The updates are handled reactively. When the polling function fetches new data and updates store.events
, Qwik’s fine-grained reactivity system knows precisely which rows in the table need to be added or updated, avoiding expensive re-renders of the entire list.
This architecture delivered on its promise. The observability dashboard loads and becomes interactive in under 400ms, even with thousands of initial events. Operators can immediately scroll, filter, and begin their diagnostic process. The combination of Hudi’s powerful incremental queries and Qwik’s resumable frontend created a tool that feels both powerful and instantaneous.
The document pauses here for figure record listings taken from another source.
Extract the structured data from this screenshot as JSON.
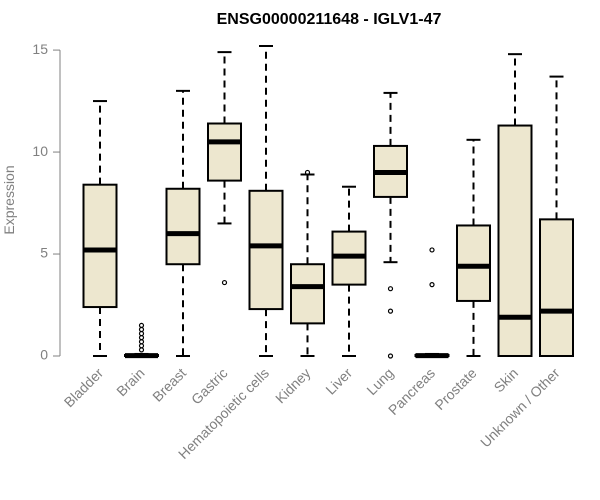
{
  "chart_data": {
    "type": "box",
    "title": "ENSG00000211648 - IGLV1-47",
    "ylabel": "Expression",
    "xlabel": "",
    "ylim": [
      0,
      15.5
    ],
    "yticks": [
      0,
      5,
      10,
      15
    ],
    "box_fill": "#ede7cf",
    "axis_color": "#808080",
    "categories": [
      "Bladder",
      "Brain",
      "Breast",
      "Gastric",
      "Hematopoietic cells",
      "Kidney",
      "Liver",
      "Lung",
      "Pancreas",
      "Prostate",
      "Skin",
      "Unknown / Other"
    ],
    "boxes": [
      {
        "min": 0,
        "q1": 2.4,
        "median": 5.2,
        "q3": 8.4,
        "max": 12.5,
        "outliers": []
      },
      {
        "min": 0,
        "q1": 0,
        "median": 0.02,
        "q3": 0.05,
        "max": 0.1,
        "outliers": [
          0.3,
          0.5,
          0.7,
          0.9,
          1.1,
          1.3,
          1.5
        ]
      },
      {
        "min": 0,
        "q1": 4.5,
        "median": 6.0,
        "q3": 8.2,
        "max": 13.0,
        "outliers": []
      },
      {
        "min": 6.5,
        "q1": 8.6,
        "median": 10.5,
        "q3": 11.4,
        "max": 14.9,
        "outliers": [
          3.6
        ]
      },
      {
        "min": 0,
        "q1": 2.3,
        "median": 5.4,
        "q3": 8.1,
        "max": 15.2,
        "outliers": []
      },
      {
        "min": 0,
        "q1": 1.6,
        "median": 3.4,
        "q3": 4.5,
        "max": 8.9,
        "outliers": [
          9.0
        ]
      },
      {
        "min": 0,
        "q1": 3.5,
        "median": 4.9,
        "q3": 6.1,
        "max": 8.3,
        "outliers": []
      },
      {
        "min": 4.6,
        "q1": 7.8,
        "median": 9.0,
        "q3": 10.3,
        "max": 12.9,
        "outliers": [
          0.0,
          2.2,
          3.3
        ]
      },
      {
        "min": 0,
        "q1": 0,
        "median": 0.02,
        "q3": 0.05,
        "max": 0.1,
        "outliers": [
          3.5,
          5.2
        ]
      },
      {
        "min": 0,
        "q1": 2.7,
        "median": 4.4,
        "q3": 6.4,
        "max": 10.6,
        "outliers": []
      },
      {
        "min": 0,
        "q1": 0,
        "median": 1.9,
        "q3": 11.3,
        "max": 14.8,
        "outliers": []
      },
      {
        "min": 0,
        "q1": 0,
        "median": 2.2,
        "q3": 6.7,
        "max": 13.7,
        "outliers": []
      }
    ]
  }
}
The current implementation, however, is not without its limitations. The client-side polling mechanism, while simple, is inefficient and introduces a latency of up to five seconds. A more advanced solution would involve the BFF pushing updates to the client via Server-Sent Events (SSE) or WebSockets, triggered by a notification system that monitors Hudi’s commit timeline. Furthermore, the Hudi table itself requires diligent operational management, including scheduling regular compaction and cleaning jobs to maintain query performance. The Qwik ecosystem, while rapidly maturing, still requires more bespoke solutions for complex UI elements like charting compared to more established frameworks. These are not deal-breakers, but rather the next set of engineering challenges to solve in the system’s lifecycle.